According to Johnston, ISD is trying to take a different approach to the market that what has been done in the past, which he believes has resulted in largely "clumsy" and "expensive" surveillance technology.
"The camera just being a standalone device that captures video is becoming pretty archaic," he said. "Now that edge storage is becoming pretty viable in the fact that you can buy 128-gigabyte card from Amazon, throw it in a camera and actually have edge storage and have the storage be more distributed across your entire network – people are now starting to realize how everything is architected."
As with the transition from motion JPEG to H.264 compression, Johnston said that there is a lot of backlash now in the industry against edge storage because they’re incapable or unwilling to produce a product with that capability.
"The first thing was the backlash against IP with the analog companies saying IP is bad. Then it was the backlash against H.264 that it was bad. Now, you’ll see a backlash against the edge whereas everybody else is claiming that they can do it, so it is an interesting transition," he added.
While there has been a debate in the industry over the benefits of megapixel and HD resolution, Johnston said that the "sweet spot" for security is 720P and 1080P with 1080P making up the bulk of the marketplace.
"Any resolution above that… the reality is the optics behind everything, it just doesn’t support anything greater than 1080P," he explained. "So, if you go with off-the-shelf security optics with what’s commonly available through most vendors, anything above 1080P is just basically wasting bandwidth and wasting money."
Johnston believes that in the future, security camera will be ubiquitous as they are today in China and the UK to a certain extent and that the challenge will be how these cameras are integrated and how footage is retained.
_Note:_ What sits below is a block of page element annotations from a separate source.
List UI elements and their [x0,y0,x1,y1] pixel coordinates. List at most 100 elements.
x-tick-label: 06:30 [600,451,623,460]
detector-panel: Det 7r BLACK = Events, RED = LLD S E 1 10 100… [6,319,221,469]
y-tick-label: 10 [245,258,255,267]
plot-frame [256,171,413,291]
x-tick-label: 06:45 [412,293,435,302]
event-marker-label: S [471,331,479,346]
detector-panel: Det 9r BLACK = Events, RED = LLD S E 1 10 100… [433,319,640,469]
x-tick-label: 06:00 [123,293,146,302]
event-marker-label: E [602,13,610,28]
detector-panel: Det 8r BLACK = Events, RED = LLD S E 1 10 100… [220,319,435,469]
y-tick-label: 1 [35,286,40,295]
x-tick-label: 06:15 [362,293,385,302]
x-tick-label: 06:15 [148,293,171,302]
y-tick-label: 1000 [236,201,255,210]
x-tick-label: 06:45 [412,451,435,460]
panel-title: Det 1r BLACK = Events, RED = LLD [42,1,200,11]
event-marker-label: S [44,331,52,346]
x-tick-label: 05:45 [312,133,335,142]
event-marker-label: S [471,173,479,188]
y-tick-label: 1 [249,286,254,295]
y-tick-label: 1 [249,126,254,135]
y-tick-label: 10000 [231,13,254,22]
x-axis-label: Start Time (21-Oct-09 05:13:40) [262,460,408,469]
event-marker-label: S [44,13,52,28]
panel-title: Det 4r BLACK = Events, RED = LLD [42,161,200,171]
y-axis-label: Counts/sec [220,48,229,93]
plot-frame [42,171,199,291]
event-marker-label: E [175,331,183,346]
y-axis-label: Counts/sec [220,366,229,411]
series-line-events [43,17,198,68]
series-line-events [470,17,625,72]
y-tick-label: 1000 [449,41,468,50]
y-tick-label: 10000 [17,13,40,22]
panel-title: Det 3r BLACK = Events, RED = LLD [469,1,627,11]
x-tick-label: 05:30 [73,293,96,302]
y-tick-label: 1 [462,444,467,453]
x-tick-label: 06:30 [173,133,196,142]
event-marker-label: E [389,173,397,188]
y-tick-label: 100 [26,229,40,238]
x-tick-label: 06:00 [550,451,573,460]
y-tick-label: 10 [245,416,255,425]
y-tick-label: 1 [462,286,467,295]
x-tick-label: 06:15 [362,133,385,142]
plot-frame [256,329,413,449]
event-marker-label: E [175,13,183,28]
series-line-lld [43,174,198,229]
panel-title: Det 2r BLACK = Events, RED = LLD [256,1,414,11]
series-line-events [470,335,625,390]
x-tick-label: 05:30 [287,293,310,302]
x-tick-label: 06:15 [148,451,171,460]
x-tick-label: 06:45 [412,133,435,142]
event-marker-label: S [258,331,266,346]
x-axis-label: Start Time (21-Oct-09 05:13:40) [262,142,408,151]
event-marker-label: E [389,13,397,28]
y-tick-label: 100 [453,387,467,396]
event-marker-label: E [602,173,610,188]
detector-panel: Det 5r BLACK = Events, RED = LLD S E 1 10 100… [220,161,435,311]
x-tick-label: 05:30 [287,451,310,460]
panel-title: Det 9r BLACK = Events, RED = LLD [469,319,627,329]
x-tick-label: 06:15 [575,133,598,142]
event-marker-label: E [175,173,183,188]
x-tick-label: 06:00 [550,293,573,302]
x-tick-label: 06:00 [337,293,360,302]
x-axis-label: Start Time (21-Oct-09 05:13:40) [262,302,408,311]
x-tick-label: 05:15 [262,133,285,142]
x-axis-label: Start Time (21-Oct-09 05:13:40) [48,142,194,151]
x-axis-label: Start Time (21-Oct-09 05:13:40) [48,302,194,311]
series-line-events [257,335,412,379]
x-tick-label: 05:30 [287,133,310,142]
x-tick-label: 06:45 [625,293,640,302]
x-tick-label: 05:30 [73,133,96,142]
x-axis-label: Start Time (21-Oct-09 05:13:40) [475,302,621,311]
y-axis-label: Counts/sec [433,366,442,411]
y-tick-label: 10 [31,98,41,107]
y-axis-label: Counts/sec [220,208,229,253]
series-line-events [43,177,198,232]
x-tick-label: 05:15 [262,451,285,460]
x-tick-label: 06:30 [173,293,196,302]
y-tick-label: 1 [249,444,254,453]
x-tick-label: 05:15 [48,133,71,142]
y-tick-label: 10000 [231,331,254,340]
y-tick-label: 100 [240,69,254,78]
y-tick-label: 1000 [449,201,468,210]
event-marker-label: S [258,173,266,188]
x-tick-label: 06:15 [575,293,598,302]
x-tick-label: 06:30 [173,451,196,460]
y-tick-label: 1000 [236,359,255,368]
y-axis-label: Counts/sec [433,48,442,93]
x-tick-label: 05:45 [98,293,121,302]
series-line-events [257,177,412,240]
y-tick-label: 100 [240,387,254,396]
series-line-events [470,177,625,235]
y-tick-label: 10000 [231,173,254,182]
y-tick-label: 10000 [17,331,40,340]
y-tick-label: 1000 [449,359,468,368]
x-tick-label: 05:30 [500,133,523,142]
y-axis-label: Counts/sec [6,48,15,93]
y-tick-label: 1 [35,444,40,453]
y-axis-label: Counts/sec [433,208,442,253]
"You have all of these devices, how you tie them together, how you manage them and how you access them all is becoming pretty unwieldy and that’s where edge, cloud and VSaaS – it’s finally starting to take root I think in a meaningful way," Johnston said. "The interesting thing is the hardware now is to the point to where it’s actually starting to be viable. The Jaguar camera that we’ve come up with, it’s actually faster and has more memory than the PC I had in college. Now that the technology is catching up to the expectation of the customer and what they would like to be able to do and all of the cloud infrastructure… you can tie all of these things together and actually go for a viable solution, but it does require a certain amount of imagination and the ability to cross-pollinate different industries, which traditionally in the security industry has been pretty lacking."